Je crois seulement qu’il y a un immense problème avec les grands cuisiniers… Je crois aussi que les gouvernements péquistes du passé n’étaient pas très sérieux à questionner les recettes, plutôt que de questionner les cuisiniers.  Un méchant coup de barre par-là est nécessaire, indispensable, fondamental, à terme incontournable.
 
Vos explications et vos suggestions m’apparaissent très justes et très accordées au temps présent. Le P.Q. est encore au front − la campagne électorale se continue maintenant à l’A. N. − pour gagner la prochaine élection, si déterminante. C’est ce front-là de la prochaine élection qui devra être gagnée. Je n’arrive pas à voir dans le passé une élection plus importante que celle que devra mener le P.Q. la prochaine fois.
 
La prochaine élection sera déterminante pour enfoncer la résistance « fédérale » de façon décisive − même si les indépendantistes n’en ont pas tous encore pris toute la mesure- mais d’ici là, je crois que nous sommes d’accord,  les résistances

«provinciales», internes, et tout particulièrement celles de la haute fonction publique ne doivent pas être sous-estimées.  Oh que non !  Et partant de là, la transformation de l’appareil de l’État, ce serait évidemment le prélude au changement d’État lui-même…

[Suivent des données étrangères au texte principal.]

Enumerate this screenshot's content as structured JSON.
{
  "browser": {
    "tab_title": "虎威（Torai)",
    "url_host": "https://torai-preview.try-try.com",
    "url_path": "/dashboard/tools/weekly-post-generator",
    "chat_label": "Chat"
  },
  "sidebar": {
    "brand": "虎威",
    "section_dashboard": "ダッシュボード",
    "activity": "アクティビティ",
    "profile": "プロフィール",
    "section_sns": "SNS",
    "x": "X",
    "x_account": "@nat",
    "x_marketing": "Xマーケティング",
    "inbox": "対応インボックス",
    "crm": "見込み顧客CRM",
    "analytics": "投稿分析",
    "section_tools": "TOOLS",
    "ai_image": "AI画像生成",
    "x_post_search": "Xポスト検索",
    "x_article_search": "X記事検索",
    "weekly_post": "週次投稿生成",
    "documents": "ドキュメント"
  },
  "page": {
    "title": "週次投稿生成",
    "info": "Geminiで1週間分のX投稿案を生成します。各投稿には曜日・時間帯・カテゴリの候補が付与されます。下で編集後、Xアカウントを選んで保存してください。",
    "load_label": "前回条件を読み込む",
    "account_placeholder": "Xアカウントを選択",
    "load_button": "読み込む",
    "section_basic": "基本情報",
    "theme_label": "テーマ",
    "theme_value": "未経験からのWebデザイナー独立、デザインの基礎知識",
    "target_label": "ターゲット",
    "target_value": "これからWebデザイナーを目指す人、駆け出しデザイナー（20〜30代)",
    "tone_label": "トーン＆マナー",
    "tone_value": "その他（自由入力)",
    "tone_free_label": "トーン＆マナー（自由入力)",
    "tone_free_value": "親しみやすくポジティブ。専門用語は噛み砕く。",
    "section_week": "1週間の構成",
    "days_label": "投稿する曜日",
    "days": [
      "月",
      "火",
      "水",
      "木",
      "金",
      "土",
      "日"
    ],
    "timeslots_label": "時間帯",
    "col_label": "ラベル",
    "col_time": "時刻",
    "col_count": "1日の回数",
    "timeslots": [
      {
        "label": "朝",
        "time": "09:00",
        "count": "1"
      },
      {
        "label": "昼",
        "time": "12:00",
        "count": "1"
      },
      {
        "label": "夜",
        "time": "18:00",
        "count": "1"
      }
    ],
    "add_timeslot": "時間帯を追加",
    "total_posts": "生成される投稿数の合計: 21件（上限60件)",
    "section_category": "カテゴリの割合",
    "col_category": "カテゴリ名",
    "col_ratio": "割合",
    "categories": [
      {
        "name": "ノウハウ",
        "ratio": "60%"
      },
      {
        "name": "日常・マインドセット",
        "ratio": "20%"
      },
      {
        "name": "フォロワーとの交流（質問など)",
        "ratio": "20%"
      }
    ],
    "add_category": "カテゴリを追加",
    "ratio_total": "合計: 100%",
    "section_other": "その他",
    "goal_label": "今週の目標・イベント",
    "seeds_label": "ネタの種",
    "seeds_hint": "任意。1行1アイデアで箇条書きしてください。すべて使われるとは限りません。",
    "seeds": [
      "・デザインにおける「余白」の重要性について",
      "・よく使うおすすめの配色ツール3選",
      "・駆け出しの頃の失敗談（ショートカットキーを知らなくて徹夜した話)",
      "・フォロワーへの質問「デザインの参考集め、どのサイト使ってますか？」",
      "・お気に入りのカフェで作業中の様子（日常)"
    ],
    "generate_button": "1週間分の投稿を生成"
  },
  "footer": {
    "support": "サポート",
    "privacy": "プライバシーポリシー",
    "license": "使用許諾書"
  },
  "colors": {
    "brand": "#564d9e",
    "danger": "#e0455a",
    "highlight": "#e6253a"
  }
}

Quant à moi, derrière la « gouvernance souverainiste », pas très flamboyante, il pourrait et devrait se profiler une gouvernance nationale, ce qui est bien différent qu’une gouvernance provinciale.
 
Salutations

 
  • Le défi majeur de Madame Marois
     
  • 11 septembre 2012, par Michel

     
    Le Parti Québecois n’a qu’a AGIR AGIR AGIR et adopter tout son Programme incluant un Référendum pour l’indépendance. Et si la CAQ et le PLQ refusent d’adopter un des points promis par le PQ ces refus deviendront les principaux motifs de tenir UNE ÉLECTION RÉFÉRENDAIRE. Le Parti Québecois doit refuser de se comporter en parti provincialisme soumis au colonialiste d’Ottawa et se laisser tromper par des fonctionnaires nommés par les Libéraux .

    MICHEL, à Lire par GOOGLE le Forum Projet MPQ
    http://forum.autochtones.ca/viewtopic.php?t=8624
     

    • Le défi majeur de Madame Marois
    19 septembre 2012, par Bruno Deshaies
    Nous apprenons ce matin que madame Marois va nommer tous les chefs de cabinet des ministres de son gouvernement et qu'elle va muter un certain nombre de sous-ministres en titre.  C'est un début dans la bonne direction de la gouvernance de l'État du Québec.  Mais elle devra aller plus loin encore.  Elle aura besoin en priorité de s'entourer d'un groupe de personnes de la société civile afin de l'épauler dans sa réflexion critique sur les gestes qu'elle posera comme chef de l'action gouvernementale.  C'est le moyen et long terme qu'elle ne doit pas perdre de vue, car le court terme sera affolant. L'équipe gouvernementale devra faire preuve de pragmatisme sans flagornerie.

    Le démarrage semble fonctionner dans la bonne direction.